Con una longitud aproximada de 60 centímetros, el reptil marino Austronaga minuta muestra un nivel de preservación gastrointestinal sin precedentes que desconcierta y fascina a la comunidad científica internacional.
Anatomía excepcional y un hígado que conserva pigmentación rojiza
El esqueleto casi completo de este pequeño depredador apareció en unos estratos de Yunnan, preservando no solo sus huesos en la posición que ocupaban en vida, sino también sus órganos blandos en dos dimensiones.
El Dr. Wei Wang, del Instituto de Paleontología de Vertebrados y Paleoantropología de Pekín, señaló que los órganos conservados incluyen un gran estómago en forma de saco en la parte delantera, seguido de un hígado sorprendentemente rojo, en el que aún se pueden detectar rastros de hemoglobina, y explicó que detrás hay un largo y simple tubo que forma los intestinos delgado y grueso, añadiendo que la disposición general muestra que el sistema digestivo de Austronaga era relativamente simple en su estructura.
La persistencia de trazas de hemoglobina con alto contenido de hierro, que otorgan al hígado una tonalidad rojiza tras 245 millones de años, sorprendió profundamente a los analistas.

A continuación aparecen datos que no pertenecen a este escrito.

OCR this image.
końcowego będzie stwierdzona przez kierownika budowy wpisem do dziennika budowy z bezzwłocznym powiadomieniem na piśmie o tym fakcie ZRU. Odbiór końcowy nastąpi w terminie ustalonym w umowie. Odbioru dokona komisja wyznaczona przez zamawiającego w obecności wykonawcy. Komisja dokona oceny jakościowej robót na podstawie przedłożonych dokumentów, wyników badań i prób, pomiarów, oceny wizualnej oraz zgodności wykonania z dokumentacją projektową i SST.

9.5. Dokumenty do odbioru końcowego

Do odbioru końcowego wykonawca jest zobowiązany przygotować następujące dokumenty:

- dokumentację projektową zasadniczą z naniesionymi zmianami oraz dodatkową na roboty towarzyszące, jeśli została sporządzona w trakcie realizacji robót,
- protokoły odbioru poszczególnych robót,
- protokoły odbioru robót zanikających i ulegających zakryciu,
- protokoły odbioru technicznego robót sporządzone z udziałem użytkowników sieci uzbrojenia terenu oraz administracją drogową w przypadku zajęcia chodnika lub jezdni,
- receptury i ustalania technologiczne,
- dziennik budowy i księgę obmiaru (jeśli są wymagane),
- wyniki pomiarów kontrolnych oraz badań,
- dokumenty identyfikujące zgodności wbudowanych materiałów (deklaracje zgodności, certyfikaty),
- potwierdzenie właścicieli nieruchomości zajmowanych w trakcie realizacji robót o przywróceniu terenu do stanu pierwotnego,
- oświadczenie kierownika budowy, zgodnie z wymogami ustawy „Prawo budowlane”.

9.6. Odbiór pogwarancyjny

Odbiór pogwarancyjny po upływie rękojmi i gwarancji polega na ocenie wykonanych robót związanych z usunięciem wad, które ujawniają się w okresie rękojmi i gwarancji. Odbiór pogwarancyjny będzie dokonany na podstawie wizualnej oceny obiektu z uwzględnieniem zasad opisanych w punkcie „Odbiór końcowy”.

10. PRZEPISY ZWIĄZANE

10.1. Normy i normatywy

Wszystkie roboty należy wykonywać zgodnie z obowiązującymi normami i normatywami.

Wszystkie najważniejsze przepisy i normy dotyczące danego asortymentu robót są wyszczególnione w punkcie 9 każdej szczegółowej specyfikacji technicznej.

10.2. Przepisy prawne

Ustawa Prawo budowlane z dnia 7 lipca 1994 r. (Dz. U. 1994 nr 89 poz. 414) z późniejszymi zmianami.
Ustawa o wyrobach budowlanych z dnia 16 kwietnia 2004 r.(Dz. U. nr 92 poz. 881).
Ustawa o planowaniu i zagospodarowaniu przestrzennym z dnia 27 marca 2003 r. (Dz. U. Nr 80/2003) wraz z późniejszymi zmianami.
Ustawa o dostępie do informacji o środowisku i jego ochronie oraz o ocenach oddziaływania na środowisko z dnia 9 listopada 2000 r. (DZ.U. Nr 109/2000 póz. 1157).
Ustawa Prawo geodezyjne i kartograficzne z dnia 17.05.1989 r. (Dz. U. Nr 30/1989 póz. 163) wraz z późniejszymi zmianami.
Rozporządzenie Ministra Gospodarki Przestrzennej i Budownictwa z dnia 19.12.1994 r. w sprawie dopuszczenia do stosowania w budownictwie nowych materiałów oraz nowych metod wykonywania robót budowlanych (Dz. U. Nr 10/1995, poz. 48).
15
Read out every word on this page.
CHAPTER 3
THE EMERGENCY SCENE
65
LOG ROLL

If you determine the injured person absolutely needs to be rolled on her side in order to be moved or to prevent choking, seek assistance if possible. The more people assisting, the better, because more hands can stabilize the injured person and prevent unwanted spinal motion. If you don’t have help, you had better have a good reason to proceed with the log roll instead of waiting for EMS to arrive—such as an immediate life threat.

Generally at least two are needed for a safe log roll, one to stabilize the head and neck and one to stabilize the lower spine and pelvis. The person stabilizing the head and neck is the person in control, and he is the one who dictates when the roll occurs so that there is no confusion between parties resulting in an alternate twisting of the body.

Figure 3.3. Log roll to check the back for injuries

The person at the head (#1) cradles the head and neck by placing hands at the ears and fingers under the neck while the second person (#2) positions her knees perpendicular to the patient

Detrás del órgano hepático, el espécimen exhibe un tubo alargado y recto correspondiente a los intestinos, un diseño que coincide con las expectativas de un depredador piscívoro debido a que la carne y el pescado resultan mucho más fáciles de digerir que las plantas.
Adaptación acuática y la dieta conservada en el intestino
A pesar de descender de reptiles terrestres, el animal contaba con adaptaciones natatorias especializadas para la vida en el mar de Tetis. Contaba con un cuello delgado, un hocico estrecho provisto de dientes en forma de colmillo para capturar peces resbaladizos, aletas delanteras alargadas destinadas a la dirección y una cola musculosa y alargada que utilizaba como principal medio de propulsión.

La dieta de este ejemplar quedó registrada de manera directa gracias a la presencia de diminutas escamas de pescado fosilizadas en su intestino posterior.
Este fue ciertamente un nadador bueno y ágil, que utilizaba principalmente su cola para nadar, sus largas aletas delanteras para maniobrar y su largo cuello para pescar. Dr. Stephan Spiekman, Museo Estatal de Historia Natural de Stuttgart
Evolución de los arcosaurios en el período Triásico
Aunque su silueta corporal recuerda lejanamente a la de un plesiosaurio o una foca, Austronaga minuta no guarda parentesco cercano con los grandes reptiles marinos como los ictiosaurios o los mosasaurios. En su lugar, el animal pertenece al linaje de los arcosaurios, el grupo que dio origen a los cocodrilos, los dinosaurios, las aves y los pterosaurios.

Mientras que los cocodrilos y las aves modernos poseen estómagos divididos en dos cámaras, el fósil chino revela que Austronaga disponía de una única cámara estomacal, lo que demuestra que la complejidad gástrica de los arcosaurios se desarrolló en fases evolutivas posteriores.
Por ahora, los investigadores continúan analizando los depósitos geológicos de la provincia de Yunnan para determinar si la especie alcanzaba dimensiones mayores en su etapa adulta o si se trataba de un organismo intrínsecamente pequeño dentro de la biodiversidad marina del Triásico.